Campaign Against Child-Killer Diseases
10/16/2008 4:28:40 PM -
TO further accelerate efforts in the country to improve maternal health care and reduce childhood killer diseases, another National Integrated campaign has been launched in Accra.
The campaign will focus not only on children below five years but also on breast-feeding mothers who have given birth within the past eight weeks.
The services to be provided include: Polio vaccine for children from birth to five years, vitamin A supplementation for children between the ages of six months and five years, deworming for children from two to five years and vitamin A supplementation for women within eight weeks after delivery.
The Maternal and Child Health Campaign is on the theme: 'Healthy Mothers and Children make a Better Ghana'.
Launching it, the Deputy Minister of Health, Gladys Ashitey said for the country to reduce maternal mortality and childhood diseases, its health workers must implement known and tested interventions.
She explained known and tested interventions to included polio immunisation, food supplementation and prevention against endemic disease's such as malaria.

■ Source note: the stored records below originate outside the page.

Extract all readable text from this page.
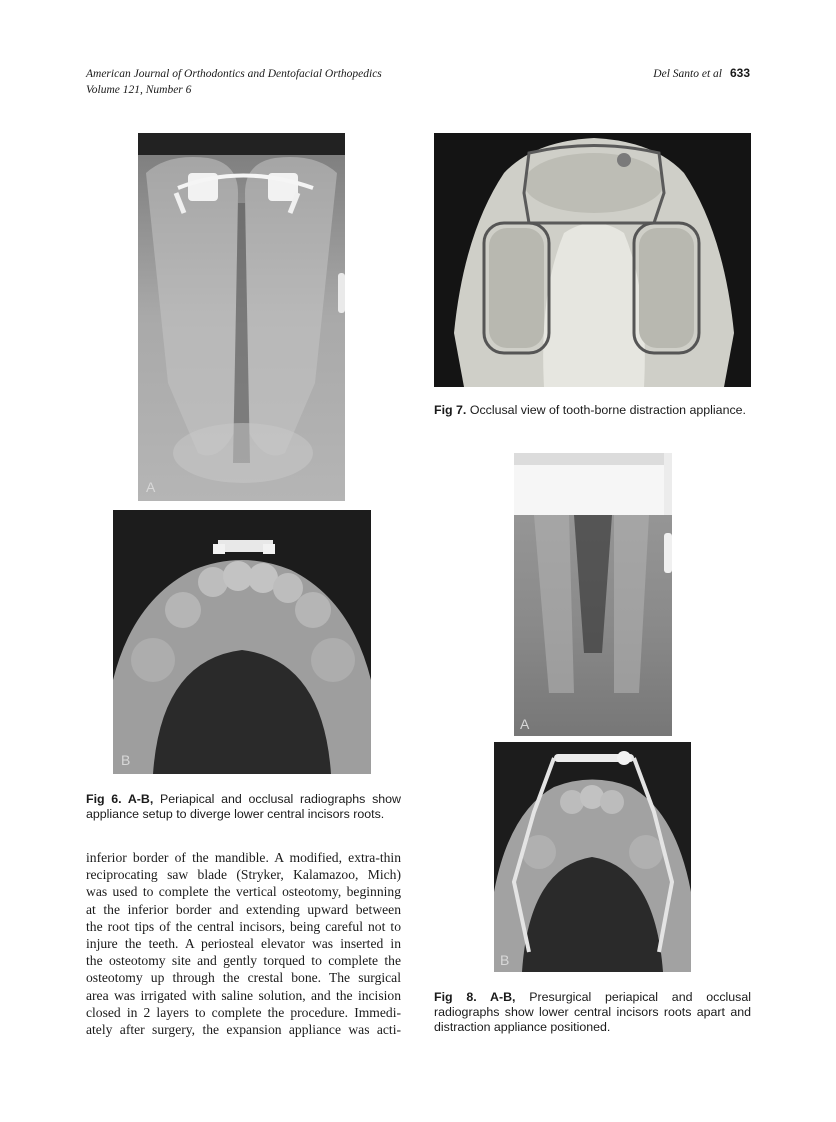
American Journal of Orthodontics and Dentofacial Orthopedics
Volume 121, Number 6
Del Santo et al 633
A
B
Fig 6. A-B, Periapical and occlusal radiographs show appliance setup to diverge lower central incisors roots.
Fig 7. Occlusal view of tooth-borne distraction appliance.
A
B
Fig 8. A-B, Presurgical periapical and occlusal radiographs show lower central incisors roots apart and distraction appliance positioned.
inferior border of the mandible. A modified, extra-thin
reciprocating saw blade (Stryker, Kalamazoo, Mich)
was used to complete the vertical osteotomy, beginning
at the inferior border and extending upward between
the root tips of the central incisors, being careful not to
injure the teeth. A periosteal elevator was inserted in
the osteotomy site and gently torqued to complete the
osteotomy up through the crestal bone. The surgical
area was irrigated with saline solution, and the incision
closed in 2 layers to complete the procedure. Immedi-
ately after surgery, the expansion appliance was acti-
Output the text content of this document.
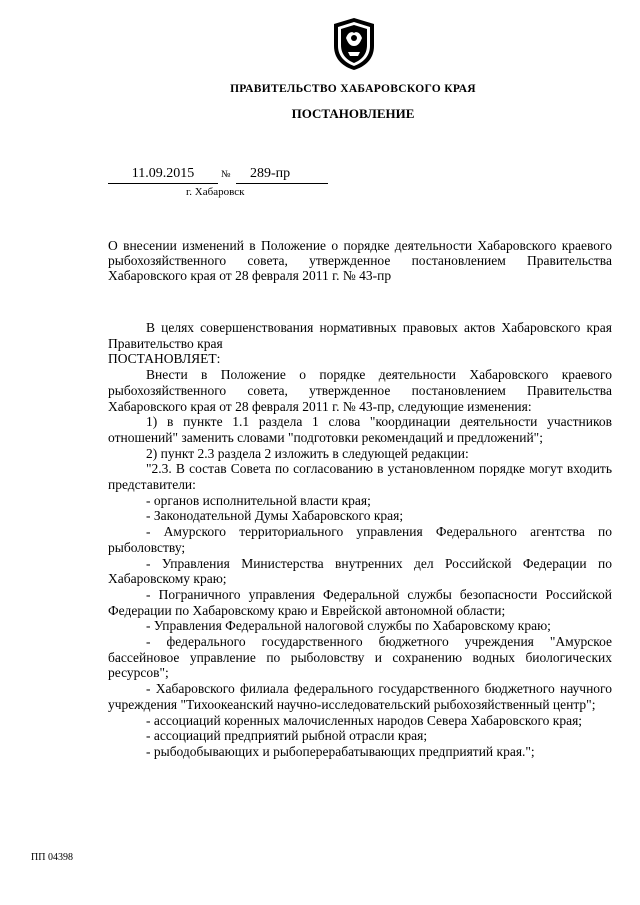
ПРАВИТЕЛЬСТВО ХАБАРОВСКОГО КРАЯ
ПОСТАНОВЛЕНИЕ
11.09.2015	№	289-пр
г. Хабаровск
О внесении изменений в Положение о порядке деятельности Хабаровского краевого рыбохозяйственного совета, утвержденное постановлением Правительства Хабаровского края от 28 февраля 2011 г. № 43-пр

В целях совершенствования нормативных правовых актов Хабаровского края Правительство края

ПОСТАНОВЛЯЕТ:

Внести в Положение о порядке деятельности Хабаровского краевого рыбохозяйственного совета, утвержденное постановлением Правительства Хабаровского края от 28 февраля 2011 г. № 43-пр, следующие изменения:

1) в пункте 1.1 раздела 1 слова "координации деятельности участников отношений" заменить словами "подготовки рекомендаций и предложений";

2) пункт 2.3 раздела 2 изложить в следующей редакции:

"2.3. В состав Совета по согласованию в установленном порядке могут входить представители:

- органов исполнительной власти края;

- Законодательной Думы Хабаровского края;

- Амурского территориального управления Федерального агентства по рыболовству;

- Управления Министерства внутренних дел Российской Федерации по Хабаровскому краю;

- Пограничного управления Федеральной службы безопасности Российской Федерации по Хабаровскому краю и Еврейской автономной области;

- Управления Федеральной налоговой службы по Хабаровскому краю;

- федерального государственного бюджетного учреждения "Амурское бассейновое управление по рыболовству и сохранению водных биологических ресурсов";

- Хабаровского филиала федерального государственного бюджетного научного учреждения "Тихоокеанский научно-исследовательский рыбохозяйственный центр";

- ассоциаций коренных малочисленных народов Севера Хабаровского края;

- ассоциаций предприятий рыбной отрасли края;

- рыбодобывающих и рыбоперерабатывающих предприятий края.";

ПП 04398
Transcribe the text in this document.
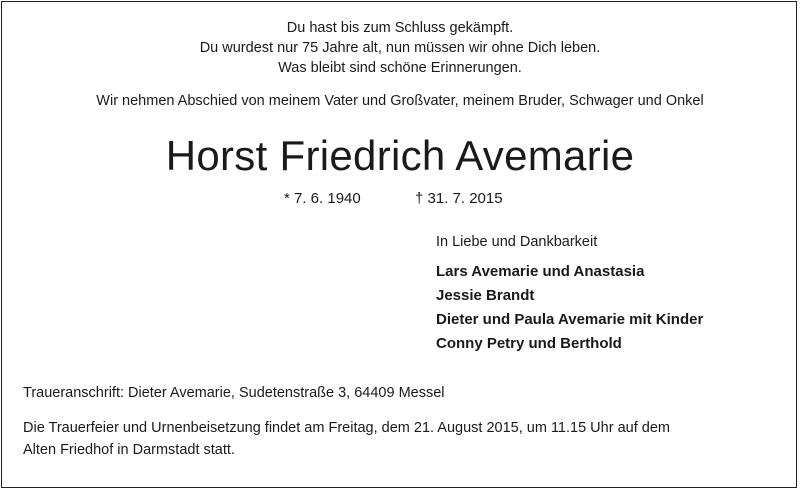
Du hast bis zum Schluss gekämpft.
Du wurdest nur 75 Jahre alt, nun müssen wir ohne Dich leben.
Was bleibt sind schöne Erinnerungen.
Wir nehmen Abschied von meinem Vater und Großvater, meinem Bruder, Schwager und Onkel
Horst Friedrich Avemarie
* 7. 6. 1940	† 31. 7. 2015
In Liebe und Dankbarkeit
Lars Avemarie und Anastasia
Jessie Brandt
Dieter und Paula Avemarie mit Kinder
Conny Petry und Berthold
Traueranschrift: Dieter Avemarie, Sudetenstraße 3, 64409 Messel
Die Trauerfeier und Urnenbeisetzung findet am Freitag, dem 21. August 2015, um 11.15 Uhr auf dem
Alten Friedhof in Darmstadt statt.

'It is important for us as a nation to realise that even though we have and continue to invest in recamping our health systems, we still have a long way to go to make it respond to the needs of every family living in Ghana', Mrs Ashitey said.
She noted that campaigns such as maternal and child health, only serve to overcome some of the inherent challenges and obstacles that make it difficult for health personnel to reach out to those who for one reason or the other are not able to take up services within the routine system.
'It is for this reason that the Ministry of Health views these annual campaigns as key strategies for improving access to basic health services', Mrs Ashitey stated.
The Deputy Minister called on Ghanaians to collectively involve themselves in the fight against childhood diseases and maternal mortality, saying 'the task of reducing deaths among children and pregnant women is not limited to health workers alone but to all of us'.
'It is important for us to see these campaigns not as events but a well thought out process of increasing access and improving our chances of meeting the MDGs come 2015', she said.
Dr Yasmin Ali Haque, UNICEF representative to Ghana, observed that inadequate access to basic health services continues to pose challenges to the survival of the Ghanaian mother and child.
According to her, recent estimates suggested a stagnating trend of under-five mortality rate and a deteriorating maternal mortality ratio.
She said the campaign forms part of effort to complement the existing strategies towards the achievement of Millennium Development Goal four and five (MDG4&5).